Can this be replaced with cdiv(hidden_size_bytes, xfer_atom_size)?
vllm/model_executor/layers/fused_moe/gpt_oss_triton_kernels_moe.py
Outdated
Show resolved
Hide resolved
|
This pull request has merge conflicts that must be resolved before it can be |
| else: | ||
| # TODO (bnell): This is a hack to get test_mixtral_moe to work | ||
| # since model_config is not set in the pytest test. | ||
| moe_in_dtype = params_dtype |
There was a problem hiding this comment.
Choose a reason for hiding this comment
The reason will be displayed to describe this comment to others. Learn more.

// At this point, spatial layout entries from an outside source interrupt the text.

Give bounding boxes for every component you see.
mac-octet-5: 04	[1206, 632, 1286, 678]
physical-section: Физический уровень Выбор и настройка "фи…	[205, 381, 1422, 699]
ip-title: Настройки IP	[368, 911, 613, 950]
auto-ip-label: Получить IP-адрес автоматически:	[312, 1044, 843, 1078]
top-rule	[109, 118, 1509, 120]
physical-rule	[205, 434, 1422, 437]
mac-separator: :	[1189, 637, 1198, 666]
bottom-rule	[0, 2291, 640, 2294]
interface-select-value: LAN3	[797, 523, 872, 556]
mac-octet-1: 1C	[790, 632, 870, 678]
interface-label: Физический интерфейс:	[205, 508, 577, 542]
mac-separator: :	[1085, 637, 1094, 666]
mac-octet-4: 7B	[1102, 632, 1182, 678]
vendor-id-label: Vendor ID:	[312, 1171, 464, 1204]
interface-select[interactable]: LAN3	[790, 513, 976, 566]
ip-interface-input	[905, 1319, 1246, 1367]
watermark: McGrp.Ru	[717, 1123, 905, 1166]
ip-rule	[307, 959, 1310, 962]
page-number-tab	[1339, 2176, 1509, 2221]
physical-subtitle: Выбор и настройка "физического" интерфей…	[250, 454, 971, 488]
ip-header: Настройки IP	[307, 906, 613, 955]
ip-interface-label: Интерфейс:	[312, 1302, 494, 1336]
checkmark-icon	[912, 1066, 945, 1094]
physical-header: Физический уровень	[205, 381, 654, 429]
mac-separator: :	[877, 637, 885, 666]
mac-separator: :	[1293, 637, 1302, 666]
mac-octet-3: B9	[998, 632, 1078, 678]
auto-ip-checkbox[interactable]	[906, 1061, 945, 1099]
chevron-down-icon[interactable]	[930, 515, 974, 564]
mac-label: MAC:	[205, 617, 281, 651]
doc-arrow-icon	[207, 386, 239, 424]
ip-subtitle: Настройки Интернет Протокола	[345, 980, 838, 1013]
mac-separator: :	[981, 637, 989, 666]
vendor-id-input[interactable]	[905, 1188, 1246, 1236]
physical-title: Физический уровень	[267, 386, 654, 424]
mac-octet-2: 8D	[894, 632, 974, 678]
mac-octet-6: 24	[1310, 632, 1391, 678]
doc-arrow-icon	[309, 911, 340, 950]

I have little clue beyond this
Signed-off-by: Varun Sundar Rabindranath <vsundarr@redhat.com>
cef84f5 to
5756685
Compare
…project#24588) Signed-off-by: Varun Sundar Rabindranath <vsundarr@redhat.com> Co-authored-by: Varun Sundar Rabindranath <vsundarr@redhat.com>
…ct#25481) Signed-off-by: Gregory Shtrasberg <Gregory.Shtrasberg@amd.com>
…project#24588) Signed-off-by: Varun Sundar Rabindranath <vsundarr@redhat.com> Co-authored-by: Varun Sundar Rabindranath <vsundarr@redhat.com> Signed-off-by: charlifu <charlifu@amd.com>
Signed-off-by: Varun Sundar Rabindranath <vsundarr@redhat.com> Co-authored-by: Varun Sundar Rabindranath <vsundarr@redhat.com> Signed-off-by: yewentao256 <zhyanwentao@126.com>
…project#24588) Signed-off-by: Varun Sundar Rabindranath <vsundarr@redhat.com> Co-authored-by: Varun Sundar Rabindranath <vsundarr@redhat.com> Signed-off-by: gaojc <1055866782@qq.com>
…ct#25481) Signed-off-by: Gregory Shtrasberg <Gregory.Shtrasberg@amd.com> Signed-off-by: gaojc <1055866782@qq.com>
…project#24588) Signed-off-by: Varun Sundar Rabindranath <vsundarr@redhat.com> Co-authored-by: Varun Sundar Rabindranath <vsundarr@redhat.com> Signed-off-by: xuebwang-amd <xuebwang@amd.com>
…ct#25481) Signed-off-by: Gregory Shtrasberg <Gregory.Shtrasberg@amd.com> Signed-off-by: xuebwang-amd <xuebwang@amd.com>
…project#24588) Signed-off-by: Varun Sundar Rabindranath <vsundarr@redhat.com> Co-authored-by: Varun Sundar Rabindranath <vsundarr@redhat.com>
…ct#25481) Signed-off-by: Gregory Shtrasberg <Gregory.Shtrasberg@amd.com>
…project#24588) Signed-off-by: Varun Sundar Rabindranath <vsundarr@redhat.com> Co-authored-by: Varun Sundar Rabindranath <vsundarr@redhat.com>
…ct#25481) Signed-off-by: Gregory Shtrasberg <Gregory.Shtrasberg@amd.com>
…project#24588) Signed-off-by: Varun Sundar Rabindranath <vsundarr@redhat.com> Co-authored-by: Varun Sundar Rabindranath <vsundarr@redhat.com> Signed-off-by: xuebwang-amd <xuebwang@amd.com>
…ct#25481) Signed-off-by: Gregory Shtrasberg <Gregory.Shtrasberg@amd.com> Signed-off-by: xuebwang-amd <xuebwang@amd.com>
Purpose
Enable DP/EP for gpt-oss model via DeepEPHightThroughput and triton_kernel's matmul_ogs
Test Plan
Run gpt-oss eval from link
Test Result
<style type="text/css"></style>
Benchmark
Please find benchmark results here
TLDR - Good TTFT numbers. Bad TPOT numbers as there is no cuda graphs for decode.
Essential Elements of an Effective PR Description Checklist
supported_models.mdandexamplesfor a new model.